Review – Acumen: An Interactive Multimedia Simulation Based on Situated Learning Theory Peter Standen & Jan Herrington

This paper describes the development and evaluation of a multimedia simulation for teaching research skills to business students. The article quotes from other sources, stating that traditional school and university learning is in danger of becoming isolated from mainstream real-world activity and performance. The challenge, state the authors, is for educators to align formal learning more substantially with the way learning is achieved in real-life settings, and to base instructional materials design on more recent theories of learning which reflect this shift.
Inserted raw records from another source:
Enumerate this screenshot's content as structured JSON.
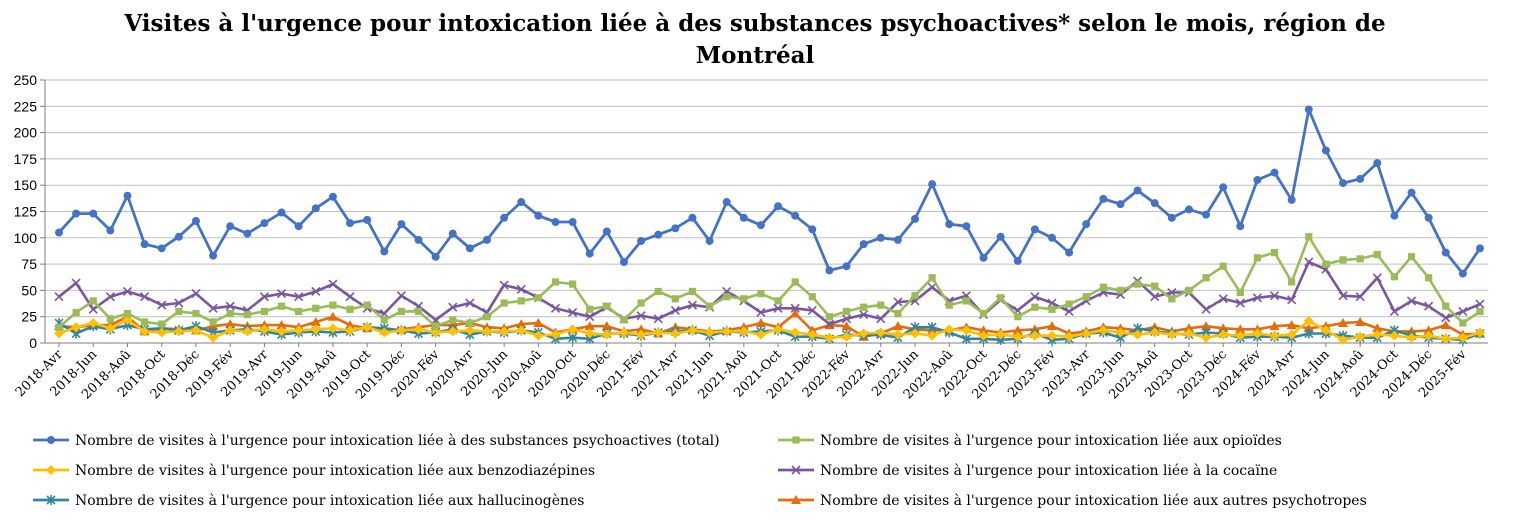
{
  "chart_data": {
    "type": "line",
    "title": "Visites à l'urgence pour intoxication liée à des substances psychoactives* selon le mois, région de Montréal",
    "xlabel": "",
    "ylabel": "",
    "ylim": [
      0,
      250
    ],
    "yticks": [
      0,
      25,
      50,
      75,
      100,
      125,
      150,
      175,
      200,
      225,
      250
    ],
    "grid": true,
    "legend_position": "bottom",
    "x": [
      "2018-Avr",
      "2018-Mai",
      "2018-Jun",
      "2018-Jul",
      "2018-Aoû",
      "2018-Sep",
      "2018-Oct",
      "2018-Nov",
      "2018-Déc",
      "2019-Jan",
      "2019-Fév",
      "2019-Mar",
      "2019-Avr",
      "2019-Mai",
      "2019-Jun",
      "2019-Jul",
      "2019-Aoû",
      "2019-Sep",
      "2019-Oct",
      "2019-Nov",
      "2019-Déc",
      "2020-Jan",
      "2020-Fév",
      "2020-Mar",
      "2020-Avr",
      "2020-Mai",
      "2020-Jun",
      "2020-Jul",
      "2020-Aoû",
      "2020-Sep",
      "2020-Oct",
      "2020-Nov",
      "2020-Déc",
      "2021-Jan",
      "2021-Fév",
      "2021-Mar",
      "2021-Avr",
      "2021-Mai",
      "2021-Jun",
      "2021-Jul",
      "2021-Aoû",
      "2021-Sep",
      "2021-Oct",
      "2021-Nov",
      "2021-Déc",
      "2022-Jan",
      "2022-Fév",
      "2022-Mar",
      "2022-Avr",
      "2022-Mai",
      "2022-Jun",
      "2022-Jul",
      "2022-Aoû",
      "2022-Sep",
      "2022-Oct",
      "2022-Nov",
      "2022-Déc",
      "2023-Jan",
      "2023-Fév",
      "2023-Mar",
      "2023-Avr",
      "2023-Mai",
      "2023-Jun",
      "2023-Jul",
      "2023-Aoû",
      "2023-Sep",
      "2023-Oct",
      "2023-Nov",
      "2023-Déc",
      "2024-Jan",
      "2024-Fév",
      "2024-Mar",
      "2024-Avr",
      "2024-Mai",
      "2024-Jun",
      "2024-Jul",
      "2024-Aoû",
      "2024-Sep",
      "2024-Oct",
      "2024-Nov",
      "2024-Déc",
      "2025-Jan",
      "2025-Fév",
      "2025-Mar"
    ],
    "xtick_labels": [
      "2018-Avr",
      "2018-Jun",
      "2018-Aoû",
      "2018-Oct",
      "2018-Déc",
      "2019-Fév",
      "2019-Avr",
      "2019-Jun",
      "2019-Aoû",
      "2019-Oct",
      "2019-Déc",
      "2020-Fév",
      "2020-Avr",
      "2020-Jun",
      "2020-Aoû",
      "2020-Oct",
      "2020-Déc",
      "2021-Fév",
      "2021-Avr",
      "2021-Jun",
      "2021-Aoû",
      "2021-Oct",
      "2021-Déc",
      "2022-Fév",
      "2022-Avr",
      "2022-Jun",
      "2022-Aoû",
      "2022-Oct",
      "2022-Déc",
      "2023-Fév",
      "2023-Avr",
      "2023-Jun",
      "2023-Aoû",
      "2023-Oct",
      "2023-Déc",
      "2024-Fév",
      "2024-Avr",
      "2024-Jun",
      "2024-Aoû",
      "2024-Oct",
      "2024-Déc",
      "2025-Fév"
    ],
    "series": [
      {
        "name": "Nombre de visites à l'urgence pour intoxication liée à des substances psychoactives (total)",
        "color": "#4472c4",
        "marker": "circle",
        "values": [
          105,
          123,
          123,
          107,
          140,
          94,
          90,
          101,
          116,
          83,
          111,
          104,
          114,
          124,
          111,
          128,
          139,
          114,
          117,
          87,
          113,
          98,
          82,
          104,
          90,
          98,
          119,
          134,
          121,
          115,
          115,
          85,
          106,
          77,
          97,
          103,
          109,
          119,
          97,
          134,
          119,
          112,
          130,
          121,
          108,
          69,
          73,
          94,
          100,
          98,
          118,
          151,
          113,
          111,
          81,
          101,
          78,
          108,
          100,
          86,
          113,
          137,
          132,
          145,
          133,
          119,
          127,
          122,
          148,
          111,
          155,
          162,
          136,
          222,
          183,
          152,
          156,
          171,
          121,
          143,
          119,
          86,
          66,
          90
        ]
      },
      {
        "name": "Nombre de visites à l'urgence pour intoxication liée aux opioïdes",
        "color": "#9bbb59",
        "marker": "square",
        "values": [
          15,
          29,
          40,
          23,
          28,
          20,
          18,
          30,
          28,
          20,
          28,
          27,
          30,
          35,
          30,
          33,
          36,
          32,
          36,
          22,
          30,
          30,
          16,
          22,
          19,
          25,
          38,
          40,
          43,
          58,
          56,
          32,
          35,
          22,
          38,
          49,
          42,
          49,
          35,
          44,
          42,
          47,
          40,
          58,
          44,
          25,
          30,
          34,
          36,
          28,
          45,
          62,
          36,
          40,
          28,
          43,
          25,
          34,
          32,
          37,
          44,
          53,
          50,
          56,
          54,
          42,
          50,
          62,
          73,
          48,
          81,
          86,
          58,
          101,
          75,
          79,
          80,
          84,
          63,
          82,
          62,
          35,
          19,
          30
        ]
      },
      {
        "name": "Nombre de visites à l'urgence pour intoxication liée aux benzodiazépines",
        "color": "#ffc000",
        "marker": "diamond",
        "values": [
          9,
          15,
          19,
          14,
          22,
          11,
          10,
          11,
          12,
          5,
          12,
          11,
          13,
          11,
          12,
          13,
          14,
          12,
          15,
          10,
          12,
          13,
          10,
          11,
          12,
          11,
          11,
          12,
          7,
          8,
          13,
          9,
          8,
          10,
          8,
          10,
          9,
          12,
          10,
          11,
          11,
          8,
          13,
          10,
          8,
          5,
          6,
          9,
          10,
          8,
          9,
          7,
          13,
          12,
          7,
          8,
          6,
          7,
          7,
          6,
          9,
          12,
          10,
          8,
          10,
          8,
          9,
          5,
          8,
          7,
          9,
          7,
          8,
          21,
          12,
          3,
          6,
          8,
          7,
          5,
          7,
          4,
          5,
          10
        ]
      },
      {
        "name": "Nombre de visites à l'urgence pour intoxication liée à la cocaïne",
        "color": "#7a569e",
        "marker": "x",
        "values": [
          44,
          57,
          32,
          44,
          49,
          44,
          36,
          38,
          47,
          33,
          35,
          31,
          44,
          47,
          44,
          49,
          56,
          44,
          33,
          28,
          45,
          35,
          22,
          34,
          38,
          29,
          55,
          51,
          43,
          33,
          29,
          25,
          34,
          23,
          26,
          23,
          31,
          36,
          34,
          49,
          40,
          29,
          33,
          33,
          31,
          18,
          23,
          27,
          23,
          39,
          40,
          53,
          40,
          45,
          27,
          41,
          31,
          44,
          38,
          30,
          40,
          48,
          46,
          59,
          44,
          48,
          48,
          32,
          42,
          38,
          43,
          45,
          41,
          77,
          70,
          45,
          44,
          62,
          30,
          40,
          35,
          24,
          30,
          37
        ]
      },
      {
        "name": "Nombre de visites à l'urgence pour intoxication liée aux hallucinogènes",
        "color": "#31859c",
        "marker": "star",
        "values": [
          19,
          9,
          16,
          13,
          17,
          13,
          14,
          12,
          16,
          10,
          12,
          13,
          11,
          8,
          10,
          11,
          10,
          11,
          15,
          14,
          12,
          9,
          10,
          13,
          8,
          11,
          10,
          12,
          10,
          4,
          5,
          4,
          9,
          9,
          7,
          10,
          11,
          12,
          7,
          11,
          10,
          11,
          12,
          6,
          6,
          4,
          8,
          7,
          8,
          5,
          15,
          15,
          10,
          4,
          4,
          3,
          4,
          9,
          3,
          4,
          9,
          10,
          5,
          14,
          11,
          9,
          8,
          10,
          9,
          5,
          6,
          6,
          5,
          9,
          9,
          7,
          5,
          5,
          12,
          7,
          5,
          4,
          3,
          9
        ]
      },
      {
        "name": "Nombre de visites à l'urgence pour intoxication liée aux autres psychotropes",
        "color": "#e46c0a",
        "marker": "triangle",
        "values": [
          16,
          15,
          17,
          17,
          25,
          11,
          14,
          13,
          12,
          16,
          18,
          16,
          17,
          17,
          15,
          20,
          25,
          17,
          14,
          12,
          13,
          15,
          17,
          17,
          19,
          15,
          14,
          18,
          19,
          10,
          13,
          16,
          16,
          11,
          13,
          9,
          15,
          13,
          11,
          12,
          15,
          19,
          15,
          28,
          12,
          17,
          16,
          6,
          9,
          16,
          13,
          12,
          12,
          15,
          12,
          10,
          12,
          13,
          16,
          9,
          11,
          15,
          14,
          12,
          15,
          11,
          14,
          16,
          14,
          13,
          13,
          16,
          17,
          14,
          16,
          19,
          20,
          14,
          11,
          11,
          12,
          17,
          8,
          9
        ]
      }
    ]
  }
}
They postulate that one method which has the potential to achieve this is the theory of situated cognition or situated learning.
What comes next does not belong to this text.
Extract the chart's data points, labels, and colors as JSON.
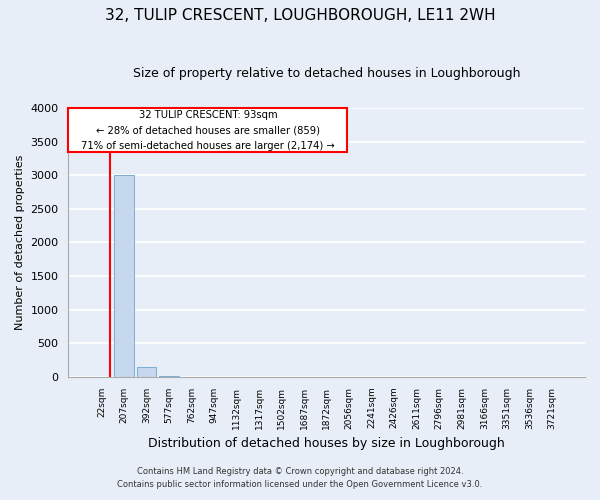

This involves creating microworlds that recreate the realism of the macroworld. I quote “Multimedia designers need to provide only enough clues to enable imagination, not technology, to create ‘realism’.” I understand this to be that the creation of partial clues can be seen as sampling reality and creating a microworld out of these samples. The Acumen application is provided as an example of how a micro world application can be or should be created. This software is modelled on the experience of a student employed as an apprentice in a summer job. There are no instructions for using the program, and the users navigate around the program by clicking on images of people or objects. One can see the benefits of this program, in that a task can accurately model real life objects and behaviour, without the abstraction and secondary or representative reality found in standard user interfaces. This rethink and redesign of the traditional user interface is required to enable multimedia simulation that has a larger transfer capacity. Though the concept is an excellent one, the question arises as to what level of fidelity should the microworld mirror the macroworld. The issue is budgetary, where very close resemblance between the micro and macroworlds have a cost factor attached. In summary, this is a well written, well researched article that transfers complex ideas with easily understood text and graphics, and presents a sound argument for modelling simulations that bring the practice of textbook principles into the classroom.